If I run “Reschedule Check”, they become OK again.
I do not get why I have to do this manually, why they become stale like this.
Rebooting the host does not fix this.
Is there any way I can mass reschedule all of them?
can you please share the server specs of the Checkmk server? (CPU, RAM)
And can you share how many hosts and services you are trying to monitor with that affected Checkmk site?
Is it only the discovery service with the timeout problem?
If yes - i would go to the command line and do a cmk --debug -vvI hostname to check what happens at discovery time.
Hi. Just to say, we experienced this problem recently as well. But cmk --debug -vvI would generally work fine for us, and if we rescheduled that check it would go green again.
We fixed it by doing a “Reschedule Active Checks” on all the Check_MK Discovery services, spread over 60 minutes.

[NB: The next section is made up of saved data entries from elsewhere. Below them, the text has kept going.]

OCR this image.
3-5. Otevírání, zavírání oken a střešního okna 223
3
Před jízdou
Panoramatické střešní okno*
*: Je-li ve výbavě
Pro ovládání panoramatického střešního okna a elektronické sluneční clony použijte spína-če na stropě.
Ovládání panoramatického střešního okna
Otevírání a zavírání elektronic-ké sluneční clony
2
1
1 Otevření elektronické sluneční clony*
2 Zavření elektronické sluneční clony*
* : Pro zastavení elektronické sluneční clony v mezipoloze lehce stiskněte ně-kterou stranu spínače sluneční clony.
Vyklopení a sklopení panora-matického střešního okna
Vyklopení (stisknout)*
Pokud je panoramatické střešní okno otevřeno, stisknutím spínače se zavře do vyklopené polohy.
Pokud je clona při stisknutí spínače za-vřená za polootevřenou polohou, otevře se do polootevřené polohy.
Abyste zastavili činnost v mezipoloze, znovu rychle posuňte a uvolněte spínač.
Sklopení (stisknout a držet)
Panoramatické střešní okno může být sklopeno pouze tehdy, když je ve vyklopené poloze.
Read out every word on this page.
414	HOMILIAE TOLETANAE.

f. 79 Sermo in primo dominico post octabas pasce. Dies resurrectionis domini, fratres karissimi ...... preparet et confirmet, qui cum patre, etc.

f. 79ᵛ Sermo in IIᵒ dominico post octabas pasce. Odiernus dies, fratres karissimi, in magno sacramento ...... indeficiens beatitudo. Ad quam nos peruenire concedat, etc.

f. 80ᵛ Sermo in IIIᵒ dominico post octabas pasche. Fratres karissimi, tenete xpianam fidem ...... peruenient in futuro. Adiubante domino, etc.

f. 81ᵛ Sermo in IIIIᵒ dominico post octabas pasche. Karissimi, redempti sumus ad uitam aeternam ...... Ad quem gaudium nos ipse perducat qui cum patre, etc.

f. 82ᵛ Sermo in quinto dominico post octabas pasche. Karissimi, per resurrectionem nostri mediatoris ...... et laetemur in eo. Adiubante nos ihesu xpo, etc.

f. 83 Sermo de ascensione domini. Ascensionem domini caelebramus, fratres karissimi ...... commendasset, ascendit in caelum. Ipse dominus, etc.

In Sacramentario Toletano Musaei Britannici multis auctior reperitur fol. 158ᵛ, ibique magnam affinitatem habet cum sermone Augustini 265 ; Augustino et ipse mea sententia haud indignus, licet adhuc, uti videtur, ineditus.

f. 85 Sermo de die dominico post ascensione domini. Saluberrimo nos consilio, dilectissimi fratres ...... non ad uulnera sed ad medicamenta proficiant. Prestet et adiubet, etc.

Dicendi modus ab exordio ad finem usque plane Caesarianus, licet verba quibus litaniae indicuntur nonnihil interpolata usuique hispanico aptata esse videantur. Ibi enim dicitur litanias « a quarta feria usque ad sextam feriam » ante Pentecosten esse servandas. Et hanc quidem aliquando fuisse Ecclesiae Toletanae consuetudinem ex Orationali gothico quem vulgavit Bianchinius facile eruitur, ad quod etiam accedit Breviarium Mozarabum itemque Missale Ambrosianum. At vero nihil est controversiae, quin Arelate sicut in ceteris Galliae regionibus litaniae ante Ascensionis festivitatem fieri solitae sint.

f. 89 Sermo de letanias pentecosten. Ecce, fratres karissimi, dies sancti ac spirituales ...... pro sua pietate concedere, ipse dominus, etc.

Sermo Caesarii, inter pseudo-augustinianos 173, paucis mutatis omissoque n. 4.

My theory is that maybe the checks all got bunched up together somehow, and then were all trying to run simultaneously. Is that possible?
I too am seeing this with CRE version 2.3.0p36. We’ve recently upgraded from 2.0.0 but we’ve also recently added some 400 Windows hosts onone site and that site is having the problem.
It seems that all discoveries run at the same time, per schedule. It causes load on the site’s server, but the network is probably the more constrained choke point. So, adding more CPU or memory will probably not work around the problem.
What I really need is to spread the discovery checks out over time. I don’t know how to do that.